Are you using a 10GB network for FT logging?

Cheers! If you found this or other information useful, please consider awarding points for "Correct" or "Helpful".
Bruticusmaximus
Enthusiast
Enthusiast

Not currently but I will be in production.  I'm just not sure why that would be a factor.  Is it because the test file I'm copying has to be copied to 2 machines?  If that's the case, I would expect the copy to take twice as long not 25 times longer.

To add more details, the cluster I'm using has 3 hosts and there's 3 VMs running across these hosts. So, there's really no other network traffic going on.

0 Kudos
bradley4681
Expert
Expert

If you turn off FT and try the copy, do you still see the same performance?

Not using a 10GB FT network really affects performance in the new FT in 6.0. VMware changed the underlying FT technology and I ran into similar issues, check out this other post, FT CPU Spikes and Latency Its being copied to the Primary FT guest first and then being mirrored to the secondary FT guest. The copy times wouldn't necessarily be double because of  the lack of 10GB.

I was noticing network performance issues as well as the guest being slow with only 1 FT guest and no other guests on the cluster. As soon as I went to 10GB they all disappeared.

Cheers! If you found this or other information useful, please consider awarding points for "Correct" or "Helpful".
0 Kudos
Bruticusmaximus
Enthusiast
Enthusiast

If I turn off FT, the file copy takes 2 seconds.  If I turn on FT, the file copy takes 50 seconds.  I can understand the impact of NOT using 10G for a busy VM. There would be a lot of stuff to copy to the second VM.  This is an idle VM.  There's nothing running on it.  It's just a generic Red Hat install.  I would think 1G would be enough to handle the copy of a 200MB file.

0 Kudos
bradley4681
Expert
Expert

I thought the same thing but it really does make the difference, the new technology under FT is really chatty, see that post I linked too, I was seeing slow network performance just doing pings.

VMware is suppose to be updating the docs to say its required.

I even bonded some NICs for 2gb and it still had slowness

Cheers!
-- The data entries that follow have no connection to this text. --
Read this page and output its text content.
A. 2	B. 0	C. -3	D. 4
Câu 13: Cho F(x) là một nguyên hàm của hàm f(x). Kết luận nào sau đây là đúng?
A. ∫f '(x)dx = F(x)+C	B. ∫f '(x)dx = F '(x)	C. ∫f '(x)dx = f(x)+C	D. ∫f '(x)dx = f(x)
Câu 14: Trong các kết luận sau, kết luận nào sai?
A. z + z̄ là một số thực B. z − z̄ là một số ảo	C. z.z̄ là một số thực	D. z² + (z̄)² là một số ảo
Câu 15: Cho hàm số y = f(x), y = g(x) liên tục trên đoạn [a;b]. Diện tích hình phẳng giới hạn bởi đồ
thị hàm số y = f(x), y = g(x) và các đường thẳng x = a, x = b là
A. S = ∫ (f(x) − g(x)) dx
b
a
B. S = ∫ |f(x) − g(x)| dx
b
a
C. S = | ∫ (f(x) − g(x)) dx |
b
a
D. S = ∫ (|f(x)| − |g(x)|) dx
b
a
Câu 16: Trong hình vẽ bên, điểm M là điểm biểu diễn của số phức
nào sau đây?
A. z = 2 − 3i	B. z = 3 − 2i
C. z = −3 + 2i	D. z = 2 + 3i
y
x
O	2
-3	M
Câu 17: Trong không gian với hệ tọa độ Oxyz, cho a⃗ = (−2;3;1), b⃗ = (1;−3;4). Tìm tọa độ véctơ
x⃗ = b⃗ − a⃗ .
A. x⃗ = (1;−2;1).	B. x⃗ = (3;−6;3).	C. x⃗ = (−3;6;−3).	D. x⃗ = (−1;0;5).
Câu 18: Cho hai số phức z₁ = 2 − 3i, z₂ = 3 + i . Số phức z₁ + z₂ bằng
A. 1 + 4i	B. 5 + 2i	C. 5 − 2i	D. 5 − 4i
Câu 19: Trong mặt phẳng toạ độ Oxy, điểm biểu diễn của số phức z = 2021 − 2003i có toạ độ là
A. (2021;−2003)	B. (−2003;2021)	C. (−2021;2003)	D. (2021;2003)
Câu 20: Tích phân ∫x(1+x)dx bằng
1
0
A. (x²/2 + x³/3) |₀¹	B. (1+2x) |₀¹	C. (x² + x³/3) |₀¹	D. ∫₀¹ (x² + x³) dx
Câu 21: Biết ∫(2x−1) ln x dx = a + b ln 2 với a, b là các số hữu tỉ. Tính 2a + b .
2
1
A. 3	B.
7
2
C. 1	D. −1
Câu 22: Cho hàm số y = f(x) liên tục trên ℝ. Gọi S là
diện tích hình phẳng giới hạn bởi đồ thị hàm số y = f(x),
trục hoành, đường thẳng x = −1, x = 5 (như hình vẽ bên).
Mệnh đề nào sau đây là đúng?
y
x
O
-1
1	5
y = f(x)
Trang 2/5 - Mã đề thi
If you found this or other information useful, please consider awarding points for "Correct" or "Helpful".
0 Kudos
blazilla
Enthusiast
Enthusiast

Hi everybody,

I watch exactly the same behavior. I'm running two HP ProLiant DL380 Gen8 with vSphere 6 and all I want is to protect two Windows 2012 VMs with FT. But as soon as I enable FT for a VM, ping latencies are going through the roof (between 5ms an 150ms). The same applies to file copies: 2 MB/s with FT, 120 MB/s without FT. If I test a Failover, pings are normal as long as the sec. VM isn't started. As soon as the VM is started, ping latencies are going through the roof again.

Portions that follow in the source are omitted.